Strategic framework for social investments
Social investments are expected to further accelerate in the coming years as European countries step-up their social inclusion agendas.
- The growing social and economic inequalities will not be reversed by economic recovery alone.
- Years of underinvestment in infrastructure have exacerbated the already substantial investment gap in the European social sector. Long-term challenges facing Europe, such as demographic shifts and climate change, are set to aggravate these trends.
In order to more effectively reach cities and make the most of public investment in urban social sector development programmes, the CEB is increasingly establishing strategic partnerships such as, for instance, the CEB’s support of the 100 Resilient Cities initiative.
What the CEB offers
From a CSR perspective, the CEB consistently promotes a comprehensive approach to social inclusion.
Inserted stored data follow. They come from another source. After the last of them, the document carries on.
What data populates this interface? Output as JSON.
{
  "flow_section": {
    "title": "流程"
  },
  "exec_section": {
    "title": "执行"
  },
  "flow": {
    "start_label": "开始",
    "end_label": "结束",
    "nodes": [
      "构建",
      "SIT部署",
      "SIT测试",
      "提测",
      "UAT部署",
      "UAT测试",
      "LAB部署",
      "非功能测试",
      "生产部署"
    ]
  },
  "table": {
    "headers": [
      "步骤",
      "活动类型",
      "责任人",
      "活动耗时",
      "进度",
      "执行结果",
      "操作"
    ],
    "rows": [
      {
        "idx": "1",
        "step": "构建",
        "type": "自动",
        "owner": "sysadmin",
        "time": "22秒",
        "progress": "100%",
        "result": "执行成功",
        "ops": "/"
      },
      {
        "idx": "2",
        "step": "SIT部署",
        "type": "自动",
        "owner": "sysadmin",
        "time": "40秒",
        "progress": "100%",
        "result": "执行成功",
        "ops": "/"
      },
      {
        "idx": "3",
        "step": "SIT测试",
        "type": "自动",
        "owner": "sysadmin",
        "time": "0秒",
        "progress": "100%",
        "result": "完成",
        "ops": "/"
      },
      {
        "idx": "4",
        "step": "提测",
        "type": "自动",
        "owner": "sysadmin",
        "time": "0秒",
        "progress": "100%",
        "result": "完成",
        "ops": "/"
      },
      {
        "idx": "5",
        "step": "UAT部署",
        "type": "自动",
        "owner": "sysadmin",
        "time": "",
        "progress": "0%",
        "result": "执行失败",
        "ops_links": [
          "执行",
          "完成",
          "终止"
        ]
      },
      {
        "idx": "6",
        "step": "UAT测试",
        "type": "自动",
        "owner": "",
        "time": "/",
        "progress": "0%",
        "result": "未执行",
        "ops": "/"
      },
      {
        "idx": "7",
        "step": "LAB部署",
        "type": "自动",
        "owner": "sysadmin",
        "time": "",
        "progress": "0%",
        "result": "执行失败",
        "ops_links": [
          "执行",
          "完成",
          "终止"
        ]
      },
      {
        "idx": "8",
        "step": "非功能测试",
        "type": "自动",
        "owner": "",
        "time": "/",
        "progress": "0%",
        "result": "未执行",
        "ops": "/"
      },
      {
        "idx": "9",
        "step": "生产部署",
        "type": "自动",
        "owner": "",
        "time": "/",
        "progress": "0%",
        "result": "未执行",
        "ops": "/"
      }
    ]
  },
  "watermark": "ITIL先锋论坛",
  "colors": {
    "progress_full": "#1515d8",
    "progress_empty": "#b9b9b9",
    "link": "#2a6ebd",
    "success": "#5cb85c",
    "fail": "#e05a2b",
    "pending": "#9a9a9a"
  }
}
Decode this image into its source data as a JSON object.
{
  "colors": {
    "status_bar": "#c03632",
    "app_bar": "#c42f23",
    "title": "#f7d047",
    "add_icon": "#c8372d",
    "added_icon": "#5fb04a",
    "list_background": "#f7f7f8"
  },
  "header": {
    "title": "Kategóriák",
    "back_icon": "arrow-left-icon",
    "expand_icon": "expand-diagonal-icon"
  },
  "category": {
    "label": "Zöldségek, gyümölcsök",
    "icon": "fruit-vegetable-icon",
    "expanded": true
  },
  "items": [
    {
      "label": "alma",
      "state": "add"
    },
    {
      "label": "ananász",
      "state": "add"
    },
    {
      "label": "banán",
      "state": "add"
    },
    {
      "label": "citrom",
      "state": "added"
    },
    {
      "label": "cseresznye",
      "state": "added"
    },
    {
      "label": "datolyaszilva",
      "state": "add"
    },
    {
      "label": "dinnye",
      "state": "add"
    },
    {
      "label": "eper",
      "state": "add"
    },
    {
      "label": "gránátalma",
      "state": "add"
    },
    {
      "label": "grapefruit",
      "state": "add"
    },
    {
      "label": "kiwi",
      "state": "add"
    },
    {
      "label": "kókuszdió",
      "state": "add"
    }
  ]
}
The Bank is committed to leveraging its impact through project quality, efficiency of operations and sustainability of financing via innovative instruments best suited to borrowers’ needs.
The CEB actively attracts and manages donor funding, including sizeable contributions from the EU and has set up a number of earmarked trust funds in support of technical assistance programmes. This assistance helps them implement their projects according to best practice. For instance, the Bank may put an engineer at the disposal of a borrower to help ensure that the project makes sound use of, for example, energy efficiency or renewable energy schemes (see more…).
The CEB’s climate strategy
With its observer status having been confirmed in 2018, the CEB participated in the 24th edition of the Conference of the Parties to the UN Framework Convention on Climate Change (COP24) which took place in December 2018 in Katowice, Poland.
The CEB has been joining efforts in various partnerships with other Multi-lateral Development Banks (MDBs) to align with the objectives of the Paris Agreement. The CEB is pleased that the basic elements MDBs agreed on are steps the Bank has been progressively implementing for some time now, namely:
- Ensuring that projects are in line which each country’s low-emission development pathway.
- Managing physical climate risks and making projects more resilient to climate change.
- Prioritising, targeting and reporting on climate finance.
- Developing tools and methods for screening, monitoring and reporting on climate change indicators.
- Ensuring that internal operations are aligned with the Paris Agreement.
GHG Emissions for investment projects approved
The CEB applies greenhouse gas emission (GHG) screening to all projects proposed for CEB financing to establish a preliminary estimate of the expected GHG emissions from a project and, in the case of mitigation projects, the relative decrease in GHG emissions.
The figure below provides an overview of the carbon footprint estimates carried out for the portfolio of projects approved in 2017 and 2018. Relative GHG emissions (savings) exceed absolute emissions for both years thus indicating that the CEB portfolio consistently aligns with a low carbon pathway.
Anton Spierenburg, Deputy Director for Technical Assessment and Monitoring:
Alignment with the Paris Agreement goals needs to be socially inclusive. This implies better integration of the social dimensions in climate action.